Producten op de Europese markt: CE-markering ontrafeld

Onderzoek naar het Europese systeem van CE-markeringen. Hoe kunnen er producten op de Europese markt komen die niet voldoen aan eisen voor veiligheid, gezondheid en milieu. En wat doet de overheid daar tegen? Jaarlijks worden tientallen producten uit de markt gehaald die wel een CE-markering hebben maar toch een risico vormen voor de consument. We willen de Tweede Kamer inzicht bieden in het CE-systeem en in de mogelijkheden die zij heeft om haar controlerende taak daarin uit te voeren.

Producten met een CE-markering zijn niet zonder meer veilig

Elk jaar worden honderden meldingen gedaan van producten die een risico vormen voor de gezondheid en de veiligheid van de gebruikers, terwijl deze producten zijn voorzien van het CE-logo. Hoe komt dat?

In Europa gemiddeld 800 meldingen per jaar van producten met en CE-markering die niet aan de eisen voldoen

In Europa gemiddeld 800 meldingen per jaar van producten met en CE-markering die niet aan de eisen voldoen
JaarTotaal aantal RAPEX-meldingenNederlandse RAPEX-meldingen
20055029
20065658
200779727
200890727
200977752
201084025
201163118
201280725
201393953
2014113474
201588026
Brontabel als csv (206 bytes)

Wat zijn onze aanbevelingen?

We doen de ministers die verantwoordelijk zijn voor het markttoezicht in Nederland de aanbeveling het toezicht te verbeteren door informatie-uitwisseling en samenwerking tussen toezichthouders te bevorderen – op nationaal en internationaal niveau.

Aan de coördinerend minister van EZ doen we de aanbeveling om:

  • de Tweede Kamer op samenhangende wijze te informeren over wat Nederland doet binnen het CE-systeem en hoe dat bijdraagt aan productveiligheid, gecombineerd met de evaluatie van het markttoezicht die de minister eens in de vier jaar naar de Europes Commissie stuurt;
  • de informatiepositie van de eindgebruiker te versterken.
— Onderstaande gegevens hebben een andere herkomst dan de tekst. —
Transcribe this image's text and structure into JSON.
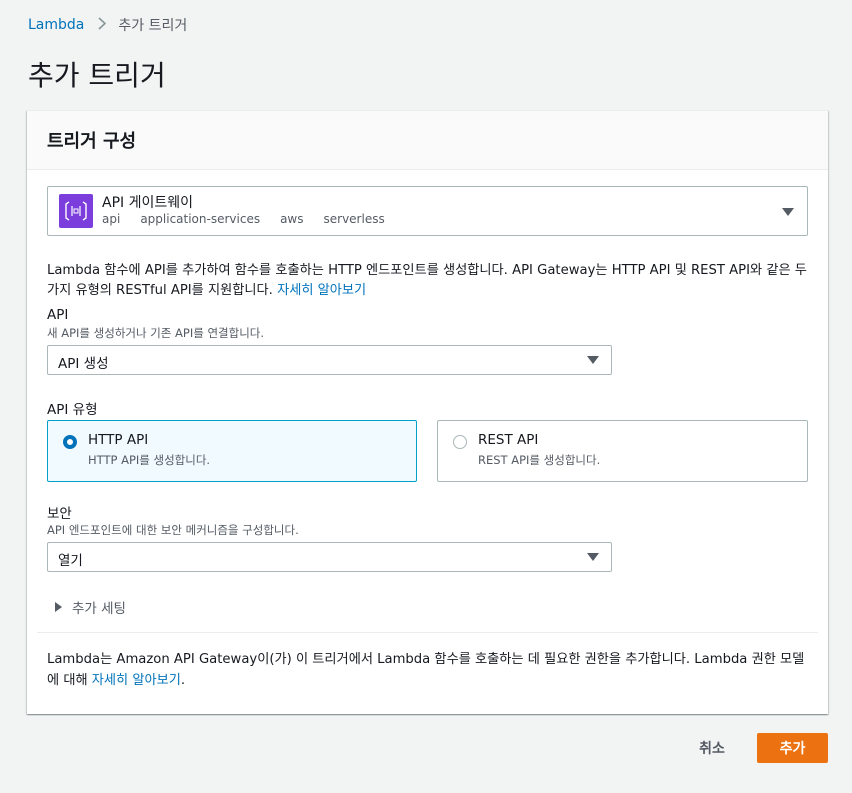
{
  "breadcrumb": {
    "root": "Lambda",
    "current": "추가 트리거"
  },
  "page": {
    "title": "추가 트리거"
  },
  "panel": {
    "title": "트리거 구성"
  },
  "trigger": {
    "name": "API 게이트웨이",
    "tags": [
      "api",
      "application-services",
      "aws",
      "serverless"
    ],
    "icon": "api-gateway-icon",
    "icon_color": "#7b3ddb"
  },
  "description": {
    "text": "Lambda 함수에 API를 추가하여 함수를 호출하는 HTTP 엔드포인트를 생성합니다. API Gateway는 HTTP API 및 REST API와 같은 두 가지 유형의 RESTful API를 지원합니다. ",
    "link": "자세히 알아보기"
  },
  "api_field": {
    "label": "API",
    "description": "새 API를 생성하거나 기존 API를 연결합니다.",
    "value": "API 생성"
  },
  "api_type": {
    "label": "API 유형",
    "options": [
      {
        "title": "HTTP API",
        "description": "HTTP API를 생성합니다.",
        "selected": true
      },
      {
        "title": "REST API",
        "description": "REST API를 생성합니다.",
        "selected": false
      }
    ]
  },
  "security": {
    "label": "보안",
    "description": "API 엔드포인트에 대한 보안 메커니즘을 구성합니다.",
    "value": "열기"
  },
  "additional_settings": {
    "label": "추가 세팅"
  },
  "footer_note": {
    "text": "Lambda는 Amazon API Gateway이(가) 이 트리거에서 Lambda 함수를 호출하는 데 필요한 권한을 추가합니다. Lambda 권한 모델에 대해 ",
    "link": "자세히 알아보기",
    "suffix": "."
  },
  "actions": {
    "cancel": "취소",
    "add": "추가"
  },
  "colors": {
    "accent": "#ec7211",
    "link": "#0073bb",
    "selected_bg": "#f1faff"
  }
}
Waarom onderzochten we het systeem van CE-markeringen?

Iedereen in Nederland heeft er dagelijks mee te maken – thuis of op het werk: een product waarop de ‘CE-markering’ is aangebracht. Het staat bijvoorbeeld op elektrische apparaten, op speelgoed, op de verpakking van pleisters, de weegschaal in de supermarkt, de benzinepomp langs de weg, de ladder van de glazenwasser en de broodsnijmachine van de bakker.

Maandelijks worden in de Europese Unie tientallen producten uit de handel gehaald, omdat zij een ernstig risico vormen voor de gezondheid of veiligheid van gebruikers. Opvallend is dat veel van die producten zijn voorzien van een ‘CE-markering’. CE staat voor Conformité Européenne: ‘in overeenstemming met de Europese regelgeving’. Met het aanbrengen van een CE-markering verklaart een fabrikant dat een product voldoet aan geldende Europese eisen op het gebied van onder meer veiligheid, gezondheid en milieu. Dat blijkt echter niet zonder meer een garantie te zijn voor de veiligheid van producten. Wij willen de Tweede Kamer inzicht bieden in hoe dat komt en vooral in wat de overheid eraan kan doen.

Welke methoden hanteerden wij in ons onderzoek naar het systeem van CE-markeringen?

We hebben een statistische analyse gedaan van de database waarin Europese landen onveilige producten kunnen melden (RAPEX: Rapid Alert System for non-food dangerous products). Voor twee producten die in RAPEX gemeld zijn, hebben we op basis van interviews en documentatie het traject gevolgd van producent tot eindgebruiker. De reconstructie van de zogenoemde ‘productreis’ gaf ons inzicht in de knelpunten en kwetsbaarheden binnen het CE-systeem.
We hebben drie expertmeetings gehouden waarop we onze bevindingen hebben besproken met verschillende publieke en private betrokkenen.

Welke data gebruikten wij in ons onderzoek naar het systeem van CE-markeringen?

We hebben gebruikgemaakt van de RAPEX-database (Rapid Alert System for non-food dangerous products) van de Europese Commissie. We hebben de database bewerkt voor analyse. We hebben bijvoorbeeld alleen de productgroepen geselecteerd waarop CE-markering van toepassing is. 

Stand van zaken

De minister van EZ heeft op 15 december gereageerd op ons rapport, mede namens de minister van IenM, de staatssecretaris van IenM, de minister van SZW, de minister van VWS en de minister voor WenR.
Dit onderzoek is gepubliceerd op donderdag 19 januari 2017.